California USPS Vacancy Rates: Map & Data

Did you think your postman/woman just delivered your mail? Wrong. They happen to be a rather awesome real-time crowd sourcing force for public data! When your mail is delivered and you turn out to not be there, and this keeps happening for a month, or for three months, your responsive public servants take note of this, it goes into a big database and gets spat out courtesy of HUD in a tract level file. It also happens to track business vacancies. Check it.

http://a.tiles.mapbox.com/v3/urbanstrategies.map-yn73atfz.html#9/37.411933708075516/-121.40486523437498

Some truthiness to know- no data are perfect. These suffer from many variations and local contexts that make them tricky at times, but they are an amazing resource, and these data get republished every quarter.
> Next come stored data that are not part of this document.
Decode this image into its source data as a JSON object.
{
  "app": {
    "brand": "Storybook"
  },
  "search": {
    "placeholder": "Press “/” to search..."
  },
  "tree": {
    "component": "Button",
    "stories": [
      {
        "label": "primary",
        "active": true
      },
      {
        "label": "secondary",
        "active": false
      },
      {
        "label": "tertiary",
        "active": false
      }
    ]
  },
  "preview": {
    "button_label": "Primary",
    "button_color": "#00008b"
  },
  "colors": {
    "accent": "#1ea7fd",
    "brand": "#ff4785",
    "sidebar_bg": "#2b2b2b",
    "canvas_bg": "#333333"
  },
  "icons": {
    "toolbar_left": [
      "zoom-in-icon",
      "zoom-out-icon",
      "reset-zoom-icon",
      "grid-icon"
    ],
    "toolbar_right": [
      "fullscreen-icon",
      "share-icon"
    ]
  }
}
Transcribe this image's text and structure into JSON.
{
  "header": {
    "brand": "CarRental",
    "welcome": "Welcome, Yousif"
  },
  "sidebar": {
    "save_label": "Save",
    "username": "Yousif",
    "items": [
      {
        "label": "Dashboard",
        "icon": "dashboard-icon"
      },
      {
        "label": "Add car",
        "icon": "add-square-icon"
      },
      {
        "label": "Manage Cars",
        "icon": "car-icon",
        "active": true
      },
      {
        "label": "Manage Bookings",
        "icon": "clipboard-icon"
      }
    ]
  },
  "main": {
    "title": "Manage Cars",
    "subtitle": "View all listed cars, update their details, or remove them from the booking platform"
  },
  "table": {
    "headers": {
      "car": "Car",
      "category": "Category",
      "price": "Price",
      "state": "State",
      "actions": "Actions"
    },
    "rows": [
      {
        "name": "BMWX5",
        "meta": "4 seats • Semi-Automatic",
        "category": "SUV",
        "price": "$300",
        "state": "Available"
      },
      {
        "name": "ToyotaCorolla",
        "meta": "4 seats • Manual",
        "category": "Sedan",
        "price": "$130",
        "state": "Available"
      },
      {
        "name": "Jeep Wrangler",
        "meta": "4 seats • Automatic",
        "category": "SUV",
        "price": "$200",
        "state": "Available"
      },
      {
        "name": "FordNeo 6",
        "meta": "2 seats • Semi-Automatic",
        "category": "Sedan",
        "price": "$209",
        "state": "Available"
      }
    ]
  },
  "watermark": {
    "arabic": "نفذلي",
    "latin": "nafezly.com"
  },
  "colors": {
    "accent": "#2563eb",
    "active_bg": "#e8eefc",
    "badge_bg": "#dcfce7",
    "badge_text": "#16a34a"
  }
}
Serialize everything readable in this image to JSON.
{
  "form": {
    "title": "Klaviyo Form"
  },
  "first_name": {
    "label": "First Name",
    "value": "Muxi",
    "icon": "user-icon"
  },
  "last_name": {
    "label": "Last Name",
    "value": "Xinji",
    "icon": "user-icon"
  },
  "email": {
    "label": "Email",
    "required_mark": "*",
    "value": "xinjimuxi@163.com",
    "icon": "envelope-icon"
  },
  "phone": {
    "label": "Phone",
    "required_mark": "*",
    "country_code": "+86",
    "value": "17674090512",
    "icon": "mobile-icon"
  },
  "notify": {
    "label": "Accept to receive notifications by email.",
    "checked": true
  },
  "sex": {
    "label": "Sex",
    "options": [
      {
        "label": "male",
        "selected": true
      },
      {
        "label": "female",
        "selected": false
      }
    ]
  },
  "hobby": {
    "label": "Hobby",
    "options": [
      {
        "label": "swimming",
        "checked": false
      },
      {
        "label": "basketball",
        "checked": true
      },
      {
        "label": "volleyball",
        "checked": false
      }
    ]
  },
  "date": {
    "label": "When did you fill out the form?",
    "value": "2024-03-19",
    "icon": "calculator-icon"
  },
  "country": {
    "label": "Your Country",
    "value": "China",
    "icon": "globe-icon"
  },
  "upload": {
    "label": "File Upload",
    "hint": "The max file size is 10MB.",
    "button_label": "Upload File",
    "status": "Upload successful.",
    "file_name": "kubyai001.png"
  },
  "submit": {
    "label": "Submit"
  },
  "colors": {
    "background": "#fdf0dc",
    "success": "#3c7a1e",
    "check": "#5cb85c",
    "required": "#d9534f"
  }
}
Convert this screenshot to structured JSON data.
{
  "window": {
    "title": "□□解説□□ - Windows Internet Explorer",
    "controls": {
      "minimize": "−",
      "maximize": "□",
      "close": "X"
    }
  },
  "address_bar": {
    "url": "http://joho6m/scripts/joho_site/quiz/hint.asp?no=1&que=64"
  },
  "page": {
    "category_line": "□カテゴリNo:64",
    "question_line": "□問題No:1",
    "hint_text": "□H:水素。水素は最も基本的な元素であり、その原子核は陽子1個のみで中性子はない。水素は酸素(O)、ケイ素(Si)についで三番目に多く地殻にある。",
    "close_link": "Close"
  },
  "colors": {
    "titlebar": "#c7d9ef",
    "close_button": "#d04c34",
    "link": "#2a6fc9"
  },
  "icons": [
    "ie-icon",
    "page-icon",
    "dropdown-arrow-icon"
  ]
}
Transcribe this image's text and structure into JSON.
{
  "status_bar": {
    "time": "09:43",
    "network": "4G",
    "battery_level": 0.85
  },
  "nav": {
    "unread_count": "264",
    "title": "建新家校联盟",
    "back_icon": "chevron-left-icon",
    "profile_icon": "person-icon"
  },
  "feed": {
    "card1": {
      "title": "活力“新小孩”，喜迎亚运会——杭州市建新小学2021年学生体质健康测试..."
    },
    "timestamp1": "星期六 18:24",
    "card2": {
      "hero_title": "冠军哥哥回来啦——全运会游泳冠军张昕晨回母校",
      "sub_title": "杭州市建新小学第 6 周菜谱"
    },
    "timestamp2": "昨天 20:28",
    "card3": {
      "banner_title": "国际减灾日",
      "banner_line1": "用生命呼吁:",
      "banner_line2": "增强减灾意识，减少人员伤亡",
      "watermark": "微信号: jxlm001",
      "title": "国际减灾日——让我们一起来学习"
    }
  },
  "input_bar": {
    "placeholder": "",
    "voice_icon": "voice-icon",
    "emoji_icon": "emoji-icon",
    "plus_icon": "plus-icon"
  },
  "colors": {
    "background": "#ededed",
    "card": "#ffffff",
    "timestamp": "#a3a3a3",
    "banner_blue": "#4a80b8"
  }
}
I threw together the map above in a couple of hours, part of my playing/learning with MapBox, which I fricking love already. My biggest delay was generating these tiles for the web and realizing I had left a background layer turned on rendered blue which prevented the street layer from showing through. You learn that lesson once. Waiting 4 hours for a render job and getting unusable map layers is a bad experience.

Check the full screen version out here:

http://tiles.mapbox.com/urbanstrategies/map/map-yn73atfz

Nice map, but I want the data dammit! Fine, have it. Both shapefiles and clean csv files on our data portal: http://data.openoakland.org/en/dataset/vacancyratesusps

I do get that the multiple decimal places is annoying, but I’m not re-doing this again… the map hover/click functionality also gives you the business vacancy rates too, as the baseline data for how many units of residential and commercial are in each tract for context.